The uneasy future of trash disposal

Published 12:00 am Thursday, November 29, 2007

The business of waste disposal, as we know it, may be in for an abrupt change.

It was about 30 years that eight localities —

Southampton and Isle of Wight counties, Franklin, Suffolk, Chesapeake, Norfolk, Virginia Beach and Portsmouth — formed the Southeastern Public Service Authority to meet the region’s garbage-disposal needs. It was designed to restrict the disposal of commercial and residential trash from those localities to SPSA-operated facilities.

The plan banked on SPSA functioning as a virtual monopoly, which, officials said at the time, would keep costs down and maintain a steady flow of trash into SPSA landfills, allowing SPSA to accurately plan the size and location of their properties.

That design, called flow control, was ruled unconstitutional by the U.S. Supreme Court in 1993. The high court reversed itself recently, and SPSA, not surprisingly, wants its member localities to re-embrace flow control, requiring haulers of commercial waste to use SPSA disposal facilities. Private waste companies, backed by the businesses they service, are lobbying localities to resist the temptation.

Southampton County has adopted flow control. The Franklin City Council has set a public hearing on the matter for Monday.

Normally, we would agree on the need to keep government meddling at a minimum. In this case, however, we tend to agree with SPSA that garbage disposal is analogous to a public utility.

Just as government regulates power companies to control the effusion of power lines and substations, so should local governments have the right to regulate the trash stream that originates in their jurisdictions.

Without flow control, officials setting solid waste disposal plans cannot ever be certain of the size they should plan for their landfills. If they plan small landfills, what are they to do when garbage haulers (for any number of reasons) choose to quit hauling trash to private dumps? If they plan larger landfills, anticipating trash from local businesses, they put themselves at risk of extortion by haulers who threaten to take their trash elsewhere if their rates aren’t lowered.

In fact, that’s what happened to SPSA after the original Supreme Court decision in 1993. SPSA was organized and incorporated under the assumption that its landfill would handle all local trash at a specified rate. When the court’s decision allowed private haulers to take commercial trash elsewhere, SPSA was forced to offer those haulers a much lower rate in order to preserve some of the viability of its business model.
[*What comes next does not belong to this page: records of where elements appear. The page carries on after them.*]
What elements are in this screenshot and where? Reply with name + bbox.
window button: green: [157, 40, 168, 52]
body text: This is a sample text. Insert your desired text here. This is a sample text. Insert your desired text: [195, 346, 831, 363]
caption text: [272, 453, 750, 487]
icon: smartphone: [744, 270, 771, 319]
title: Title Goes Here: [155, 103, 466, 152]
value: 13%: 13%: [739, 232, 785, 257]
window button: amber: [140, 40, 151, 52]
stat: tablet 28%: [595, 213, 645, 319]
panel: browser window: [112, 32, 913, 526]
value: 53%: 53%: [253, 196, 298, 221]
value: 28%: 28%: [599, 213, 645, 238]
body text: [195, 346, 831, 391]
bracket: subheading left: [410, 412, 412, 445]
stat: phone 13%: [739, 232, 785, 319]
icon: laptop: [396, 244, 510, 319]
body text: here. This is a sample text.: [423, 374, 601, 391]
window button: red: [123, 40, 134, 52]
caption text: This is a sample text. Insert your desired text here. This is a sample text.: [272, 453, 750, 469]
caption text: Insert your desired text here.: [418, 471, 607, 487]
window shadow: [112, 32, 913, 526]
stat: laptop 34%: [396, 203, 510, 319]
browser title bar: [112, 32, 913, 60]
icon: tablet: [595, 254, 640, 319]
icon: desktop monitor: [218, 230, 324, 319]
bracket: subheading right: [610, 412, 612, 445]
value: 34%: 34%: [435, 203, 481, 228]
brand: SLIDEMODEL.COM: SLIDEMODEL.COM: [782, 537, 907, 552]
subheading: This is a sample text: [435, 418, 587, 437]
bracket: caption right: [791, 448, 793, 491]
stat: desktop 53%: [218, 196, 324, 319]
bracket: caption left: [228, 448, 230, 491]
Regulating waste disposal as a sort of public utility would give municipal planners a better handle on the future they’re trying to predict.

Another, equally important, point is that residential customers are subsidizing businesses under the current plan. Citizens are not allowed to contract with private haulers to take away their garbage and are therefore captives of the government garbage monopoly.

The low rates commercial entities receive as a result of the leverage they gain from freedom of choice translate into huge price increases for residential customers.

To be sure, consumers will see increases in the price of goods as a result of the higher cost of doing business. In a free market, though, the cost of goods should be reflective of the cost of doing business; the former should not be artificially depressed by burdening taxpayers with the latter.

That’s corporate welfare on a local level.